Parlamento da Hungria rejeita inclusão de política anti-imigração na Constituição

media O primeiro-ministro Viktor Orban perde mais uma batalha contra a política de imigração definida pelas instituições europeias. REUTERS/Ints Kalnins

O primeiro-ministro populista da Hungria, Viktor Orban, fracassou nesta terça-feira (8) na tentativa de incluir sua política hostil aos imigrantes na Constituição do país. Por uma margem de votos apertada, o Parlamento húngaro rejeitou a proposta de revisão constitucional enviada pelo Executivo.

O partido Fidesz de Orban ficou a dois votos da maioria de dois terços necessária para validar a emenda, que pretendia tornar ilegal a política de transferência de refugiados decidida pela União Europeia e que deve ser aplicada na Hungria.

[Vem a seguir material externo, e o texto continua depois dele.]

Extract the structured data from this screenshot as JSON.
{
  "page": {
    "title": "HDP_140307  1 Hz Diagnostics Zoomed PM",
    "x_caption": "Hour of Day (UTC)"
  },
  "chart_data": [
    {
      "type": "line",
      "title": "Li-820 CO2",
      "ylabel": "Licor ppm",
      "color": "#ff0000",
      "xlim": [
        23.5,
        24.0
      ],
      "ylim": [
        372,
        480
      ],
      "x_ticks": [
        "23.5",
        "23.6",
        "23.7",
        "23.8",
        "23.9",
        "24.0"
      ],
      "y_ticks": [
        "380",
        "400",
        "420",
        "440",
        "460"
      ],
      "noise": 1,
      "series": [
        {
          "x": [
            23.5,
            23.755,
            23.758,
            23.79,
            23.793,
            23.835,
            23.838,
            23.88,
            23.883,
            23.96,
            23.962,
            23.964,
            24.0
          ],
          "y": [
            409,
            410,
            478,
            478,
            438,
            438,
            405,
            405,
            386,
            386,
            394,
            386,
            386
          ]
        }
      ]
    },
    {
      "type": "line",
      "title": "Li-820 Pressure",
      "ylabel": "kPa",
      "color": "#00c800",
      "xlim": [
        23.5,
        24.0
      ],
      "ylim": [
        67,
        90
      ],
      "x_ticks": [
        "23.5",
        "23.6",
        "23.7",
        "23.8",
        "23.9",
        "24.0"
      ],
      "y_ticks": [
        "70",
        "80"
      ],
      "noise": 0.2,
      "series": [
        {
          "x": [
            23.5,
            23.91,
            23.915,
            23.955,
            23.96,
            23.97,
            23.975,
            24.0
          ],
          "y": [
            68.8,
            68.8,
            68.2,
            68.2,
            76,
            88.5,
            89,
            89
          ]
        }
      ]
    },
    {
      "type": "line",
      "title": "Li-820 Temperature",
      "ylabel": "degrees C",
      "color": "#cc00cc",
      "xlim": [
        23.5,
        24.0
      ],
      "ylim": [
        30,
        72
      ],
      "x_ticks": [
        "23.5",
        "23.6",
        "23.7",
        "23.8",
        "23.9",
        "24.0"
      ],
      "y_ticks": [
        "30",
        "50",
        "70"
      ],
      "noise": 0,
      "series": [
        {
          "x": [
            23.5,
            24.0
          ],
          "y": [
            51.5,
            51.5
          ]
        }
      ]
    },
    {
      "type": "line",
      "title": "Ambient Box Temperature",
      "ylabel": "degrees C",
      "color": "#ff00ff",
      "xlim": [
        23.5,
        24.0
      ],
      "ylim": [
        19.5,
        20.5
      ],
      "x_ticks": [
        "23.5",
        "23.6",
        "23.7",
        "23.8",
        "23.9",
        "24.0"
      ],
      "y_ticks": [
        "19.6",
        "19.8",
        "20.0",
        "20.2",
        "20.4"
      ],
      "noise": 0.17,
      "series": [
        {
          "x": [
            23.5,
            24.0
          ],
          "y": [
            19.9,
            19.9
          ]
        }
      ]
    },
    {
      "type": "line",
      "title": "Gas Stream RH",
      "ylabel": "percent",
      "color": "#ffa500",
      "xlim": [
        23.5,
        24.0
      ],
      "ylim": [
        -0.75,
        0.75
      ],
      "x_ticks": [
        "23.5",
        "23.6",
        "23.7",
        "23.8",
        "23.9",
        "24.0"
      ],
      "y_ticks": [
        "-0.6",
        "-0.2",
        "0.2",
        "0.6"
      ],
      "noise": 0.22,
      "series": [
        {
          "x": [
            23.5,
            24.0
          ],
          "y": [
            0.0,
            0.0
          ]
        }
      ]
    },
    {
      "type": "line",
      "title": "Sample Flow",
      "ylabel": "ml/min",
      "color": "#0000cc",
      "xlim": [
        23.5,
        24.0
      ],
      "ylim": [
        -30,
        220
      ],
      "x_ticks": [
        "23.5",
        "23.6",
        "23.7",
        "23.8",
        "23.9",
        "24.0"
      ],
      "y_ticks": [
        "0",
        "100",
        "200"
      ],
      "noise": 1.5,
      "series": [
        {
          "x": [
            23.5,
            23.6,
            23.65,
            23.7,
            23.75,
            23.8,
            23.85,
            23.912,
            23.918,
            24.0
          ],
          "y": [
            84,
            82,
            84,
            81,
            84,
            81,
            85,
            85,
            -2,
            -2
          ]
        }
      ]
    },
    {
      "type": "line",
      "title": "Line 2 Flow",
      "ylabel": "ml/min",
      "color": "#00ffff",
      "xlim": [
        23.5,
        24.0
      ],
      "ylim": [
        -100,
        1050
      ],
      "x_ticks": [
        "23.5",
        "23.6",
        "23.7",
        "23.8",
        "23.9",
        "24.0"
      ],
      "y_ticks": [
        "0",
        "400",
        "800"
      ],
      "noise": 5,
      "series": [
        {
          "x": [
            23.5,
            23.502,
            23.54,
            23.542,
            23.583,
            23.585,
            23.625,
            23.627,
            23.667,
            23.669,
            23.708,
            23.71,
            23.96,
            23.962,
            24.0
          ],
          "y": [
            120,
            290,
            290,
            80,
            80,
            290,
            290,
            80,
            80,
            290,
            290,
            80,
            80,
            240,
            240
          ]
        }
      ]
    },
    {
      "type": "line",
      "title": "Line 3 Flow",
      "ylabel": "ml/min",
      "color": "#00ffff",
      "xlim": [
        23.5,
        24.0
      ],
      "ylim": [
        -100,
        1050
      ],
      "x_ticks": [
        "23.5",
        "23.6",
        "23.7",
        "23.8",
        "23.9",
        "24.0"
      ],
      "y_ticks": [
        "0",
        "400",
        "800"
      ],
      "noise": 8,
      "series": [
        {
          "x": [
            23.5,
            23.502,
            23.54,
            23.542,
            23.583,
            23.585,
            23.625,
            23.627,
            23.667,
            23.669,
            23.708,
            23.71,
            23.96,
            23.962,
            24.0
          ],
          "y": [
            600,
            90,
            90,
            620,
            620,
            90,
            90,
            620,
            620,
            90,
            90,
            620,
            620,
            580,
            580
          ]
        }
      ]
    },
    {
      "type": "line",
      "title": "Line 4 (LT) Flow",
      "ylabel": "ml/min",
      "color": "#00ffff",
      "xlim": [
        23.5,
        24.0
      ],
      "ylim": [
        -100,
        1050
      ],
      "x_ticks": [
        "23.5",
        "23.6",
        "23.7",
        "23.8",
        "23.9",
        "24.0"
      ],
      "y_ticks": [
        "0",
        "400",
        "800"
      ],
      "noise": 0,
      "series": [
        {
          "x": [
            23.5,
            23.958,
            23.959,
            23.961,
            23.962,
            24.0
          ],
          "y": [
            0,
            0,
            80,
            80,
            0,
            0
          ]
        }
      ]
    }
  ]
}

A iniciativa foi rejeitada por deputados de esquerda e também pelos representantes da extrema-direita da sigla Jobbik.

Esta é a maior derrota legislativa do Fidesz desde o retorno do partido ao poder, em 2010. Orban já tinha sofrido outro revés em outubro, quando o referendo que ele organizou para obter o apoio popular à medida não alcançou a participação mínima exigida de 50% dos eleitores.

De acordo com o sistema europeu de cotas, a Hungria, um país de dez milhões de habitantes, deveria receber 2.352 refugiados. Dos 175 mil pedidos de asilo recebidos pelo bloco, Budapeste aprovou apenas 513, uma das taxas mais baixas da Europa.

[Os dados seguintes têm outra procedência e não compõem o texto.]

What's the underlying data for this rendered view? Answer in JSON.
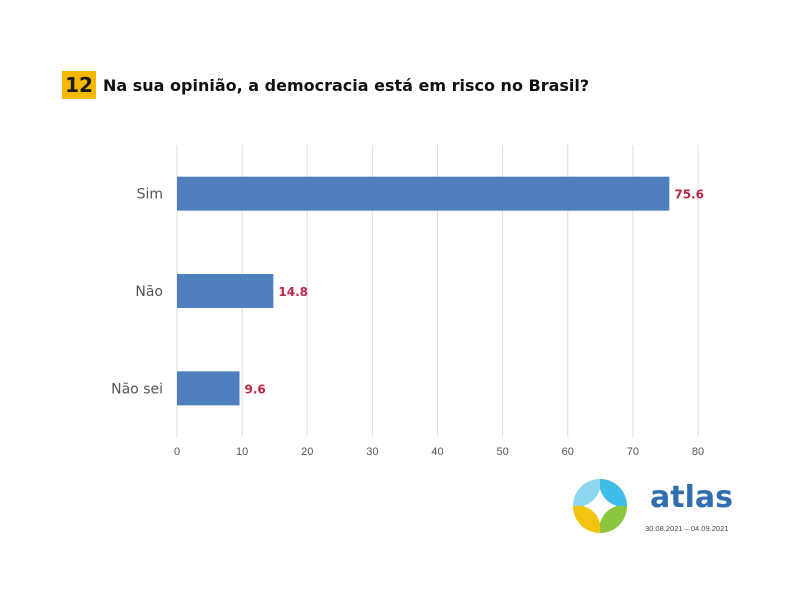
{
  "question": {
    "number": "12",
    "title": "Na sua opinião, a democracia está em risco no Brasil?"
  },
  "chart_data": {
    "type": "bar",
    "orientation": "horizontal",
    "categories": [
      "Sim",
      "Não",
      "Não sei"
    ],
    "values": [
      75.6,
      14.8,
      9.6
    ],
    "value_labels": [
      "75.6",
      "14.8",
      "9.6"
    ],
    "xlim": [
      0,
      80
    ],
    "x_ticks": [
      "0",
      "10",
      "20",
      "30",
      "40",
      "50",
      "60",
      "70",
      "80"
    ],
    "grid": true,
    "bar_color": "#4f7fbf",
    "label_color": "#c0264a"
  },
  "branding": {
    "name": "atlas",
    "date_range": "30.08.2021 – 04.09.2021",
    "colors": [
      "#f2c40f",
      "#3fbde9",
      "#8cc63f",
      "#2f6fb0"
    ]
  }
}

Orban perdeu por não ceder à extrema-direita

Em princípio, os extremistas de direita do Jobbik não eram contra a medida, mas eles condicionaram seu apoio ao governo à retirada de uma autorização de residência concedida desde 2013 a abastados investidores não europeus. Orban se recusou a ceder e acabou colhendo o revés no Parlamento.

Para o Jobbik, essas isenções representam uma lacuna em favor da imigração e um perigo potencial para a segurança do Estado, uma vez que "os terroristas ricos", de acordo com o partido, podem se beneficiar desse dispositivo.

Embora presentes na Câmara, os deputados Jobbik, assim como os socialistas, não participaram na votação. Os representantes eleitos do partido de extrema-direita agitaram uma faixa com os dizeres: "O traidor é aquele que permite a entrada de terroristas em troca de dinheiro".

No total, a proposta de emenda constitucional recolheu 131 votos, os de Fidesz e de um pequeno partido aliado cristão-democrata. A maioria qualificada exigida era de 133 votos.